Members of Iran’s Islamic Revolutionary Guard Corps, a U.S.-designated terrorist organization, were in Russian-occupied eastern Ukraine to train Russian troops to operate the drones. “British and US intelligence says the Iranian Revolutionary Guard is on the ground in Crimea, supporting Russian drone attacks on Ukraine,” the British TV channel Sky News reported last month.
Several Iranian military operatives were reportedly killed in a recent Ukrainian air strike. “Ukrainian strikes in the past week against Russia’s ongoing invasion killed at least 10 Iranians,” The Times of Israel reported on October 21, citing Ukrainian officials.
Ukrainian President Volodymyr Zelenskyy slammed Iran for lying about the drone deliveries and training Russians to operate them. The Ukrainian leader warned the Iranian regime of “the consequences of complicity” for their “terrorist co-operation” with Russia.
The British TV channel Sky News reported Zelenskyy’s sharp remarks:
(…) Zelenskyy claims the Iranians are not being honest about the amount they’re supplying.He said: “By the way today there were messages from Iran, from official representatives where they did admit that they did supply drones for Russian terror.”But even in this confession they lied.”We shoot down at least 10 Iranian drones every day and the Iranian regime claims that it allegedly gave little. And even before the start of the full-scale invasion.”Only during one day yesterday 11 Shahed-136 drones were destroyed.We know for sure that Iranian instructors taught Russian terrorists how to use drones, and Tehran is generally silent about it.”

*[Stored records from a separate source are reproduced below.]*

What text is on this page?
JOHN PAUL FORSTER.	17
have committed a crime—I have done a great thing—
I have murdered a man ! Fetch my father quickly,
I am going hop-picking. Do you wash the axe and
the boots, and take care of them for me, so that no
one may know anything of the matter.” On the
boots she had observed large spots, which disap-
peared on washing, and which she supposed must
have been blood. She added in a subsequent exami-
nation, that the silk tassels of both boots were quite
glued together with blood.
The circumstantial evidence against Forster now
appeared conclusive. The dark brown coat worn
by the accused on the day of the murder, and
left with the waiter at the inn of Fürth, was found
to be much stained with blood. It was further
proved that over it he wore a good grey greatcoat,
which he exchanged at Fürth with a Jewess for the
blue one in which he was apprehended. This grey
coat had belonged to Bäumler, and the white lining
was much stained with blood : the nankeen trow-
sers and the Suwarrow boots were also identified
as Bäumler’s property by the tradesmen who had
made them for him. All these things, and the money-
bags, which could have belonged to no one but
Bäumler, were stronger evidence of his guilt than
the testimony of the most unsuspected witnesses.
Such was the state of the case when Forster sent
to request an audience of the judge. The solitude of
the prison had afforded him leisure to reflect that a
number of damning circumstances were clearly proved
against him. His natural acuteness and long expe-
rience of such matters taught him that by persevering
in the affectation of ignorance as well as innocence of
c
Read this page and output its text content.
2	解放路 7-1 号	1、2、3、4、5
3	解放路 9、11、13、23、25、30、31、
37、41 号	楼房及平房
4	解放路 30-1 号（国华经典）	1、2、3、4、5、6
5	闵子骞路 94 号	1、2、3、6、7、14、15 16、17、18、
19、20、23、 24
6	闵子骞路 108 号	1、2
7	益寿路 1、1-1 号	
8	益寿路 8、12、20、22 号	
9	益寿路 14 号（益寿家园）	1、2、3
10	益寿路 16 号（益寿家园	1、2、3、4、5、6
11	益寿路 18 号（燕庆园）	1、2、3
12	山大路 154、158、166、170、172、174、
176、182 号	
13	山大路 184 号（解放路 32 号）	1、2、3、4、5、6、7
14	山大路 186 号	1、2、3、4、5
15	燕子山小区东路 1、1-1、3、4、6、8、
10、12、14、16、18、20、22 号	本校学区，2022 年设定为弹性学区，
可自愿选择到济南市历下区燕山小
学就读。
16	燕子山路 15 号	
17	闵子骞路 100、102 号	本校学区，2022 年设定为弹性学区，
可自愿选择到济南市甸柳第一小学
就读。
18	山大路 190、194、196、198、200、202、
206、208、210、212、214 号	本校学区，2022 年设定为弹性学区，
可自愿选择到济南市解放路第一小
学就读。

Having supplied Moscow with attack drones, the Iranian regime wants Russian assistance in advancing its rogue nuclear program.
“Iran is seeking Russia’s help to bolster its nuclear program, US intelligence officials believe, as Tehran looks for a backup plan should a lasting nuclear deal with world powers fail to materialize,” CNN reported Saturday.
“The intelligence suggests that Iran has been asking Russia for help acquiring additional nuclear materials and with nuclear fuel fabrication, sources briefed on the matter said. The fuel could help Iran power its nuclear reactors and could potentially further shorten Iran’s so-called ‘breakout time’ to create a nuclear weapon,” the broadcaster added.
After President Joe Biden replaced the Trump administration’s “Maximum Pressure” policy with his appeasement policy, the Islamic Republic has managed to enrich enough weapons-grade uranium to build a nuclear bomb, the UN nuclear watchdog IAEA disclosed in September.
Under President Biden’s watch, Moscow and Tehran have ramped up their military cooperation, with Russia using Iran as a safe haven to bypass Western sanctions.